Tuesday, January 20, 2004

More thoughts on a coming bloodbath

These sentiments have been registered elsewhere, and many times, but isn't the media coverage of the Democratic pack atrocious? Really, it's just an exaggerated example of the way most punditry in America has become, but it's just so bad. I remember several months back, when Kerry was the presumptive nominee. I remember that even then the press had sketched out a Standard Press Account for Kerry. There was always "he's aloof" "his hair is weird" "northeastern liberal" "waffler" "looks French" somewhere in every press account. Most of these were Republican fashioned spin points, but they caught hold at the bastions of the supposed liberal media: the Wash. Post and NY Times.
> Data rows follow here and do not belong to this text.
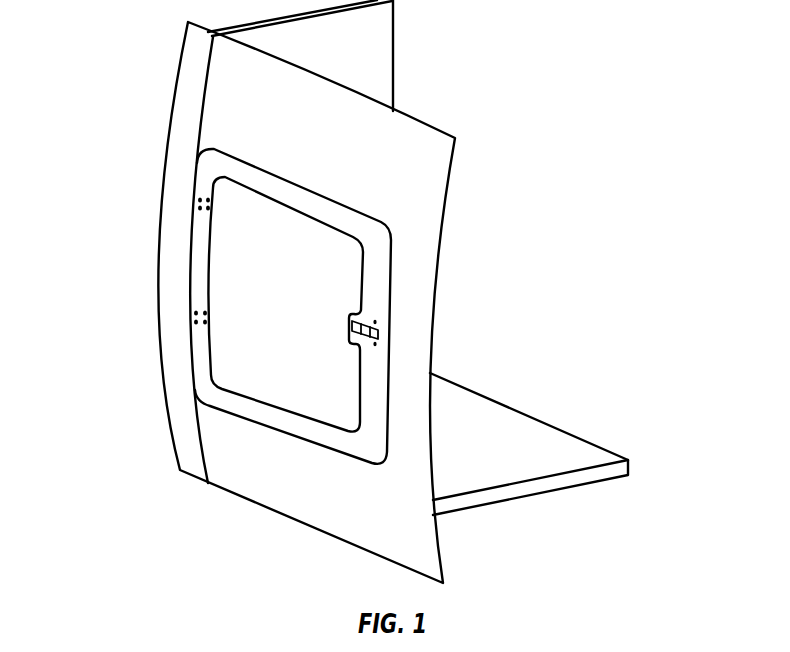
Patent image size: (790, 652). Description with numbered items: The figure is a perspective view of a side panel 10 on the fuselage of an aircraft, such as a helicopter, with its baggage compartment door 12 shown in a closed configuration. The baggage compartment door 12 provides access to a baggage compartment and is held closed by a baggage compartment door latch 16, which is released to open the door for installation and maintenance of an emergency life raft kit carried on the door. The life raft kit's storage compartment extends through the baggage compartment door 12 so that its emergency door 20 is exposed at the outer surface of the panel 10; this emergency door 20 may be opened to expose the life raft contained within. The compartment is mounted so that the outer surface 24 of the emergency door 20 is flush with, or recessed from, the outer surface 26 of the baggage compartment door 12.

The panel 10 is at (118, 88).
The baggage compartment door 12 is at (378, 267).
The baggage compartment door latch 16 is at (380, 337).
The emergency door 20 is at (340, 297).
The outer surface of emergency door 24 is at (240, 277).
The outer surface of compartment door 26 is at (378, 377).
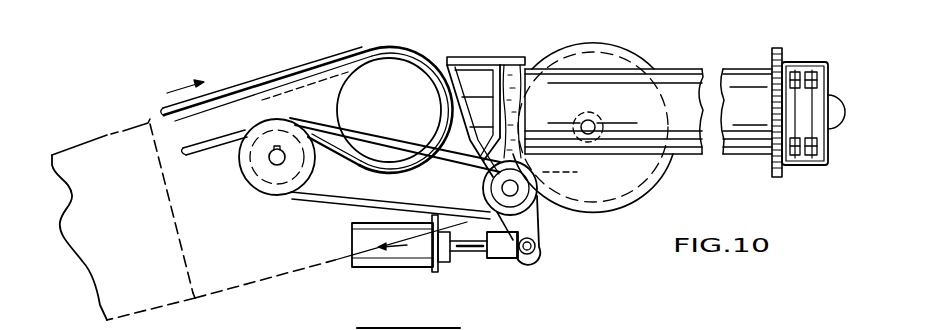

All of it speaks poorly to the quality of political discourse in this country. Each (actually flesh and blood) candidate is assigned a designated role by the media. They are rebuilt in straw only to be whacked at repeatedly by the punditocracy. Politics is all spectacle in contemporary American culture. Some candidates even participate in their own caricaturing. Kerry, early on, made copious mention of his previous military career, to the point where it came to define him. Not that Kerry's Silver Star doesn't put Bush's "Brave, Brave Sir Robin" routine to shame, but I'd prefer to see a candidate stand up to Republicans than know that he stood up to VC more than 35 years ago. The point is that a campaign based on substance isn't feasible in these times.

Such brilliant luminaries as Maureen Dowd and Bill Schneider have lamented the fact that Howard Dean has kept personal history and anecdote out of his campaign. Ms. Dowd even attacked Judith Steinberg Dean's relative absence from the campaign trail. No wonder Dean doesn't return her calls. Both seem to crave a convenient story arc for Dean, as if Dean were a goddamn fictional character they could pose.

And it will only get worse. If Kerry gets the nomination, the story will be that he's aloof, phony and has weird hair. If it's Clark it will be that he flipflops, that he doesn't have experience, that he's really a puppet of the Clintons. If it's Dean, he'll be an angry, pessimistic, cold, weird traitor who says the craziest things, wants to raise your taxes and whose wife doesn't wear pink pantsuits or go to Washington parties and is therefore some sort of freak. If it's Edwards, it'll be that he's inexperienced, a Clinton-wannabe who's controlled by the trial lawyers who really are all slimy and want to raise your insurance premiums with their insane torts. And each one will be accused of pandering to special interests, and probably of class warfare. Meanwhile, unless Iraq turns into Lebanon or Algeria or unemployment hits 7%, Bush will remain everyone's favorite lovable dim schlub, like George Wendt and Woody Harrelson from Cheers rolled into one, only a lot more religious.

But does any of this make any sense? Does it make any sense when we're heading toward an election for the Leader of The Free World for our Pulitzer-Prize winning NY Times columnists to be obsessing over Wes Clark's sweater? Lady, do you know how cold a New Hampshire January is?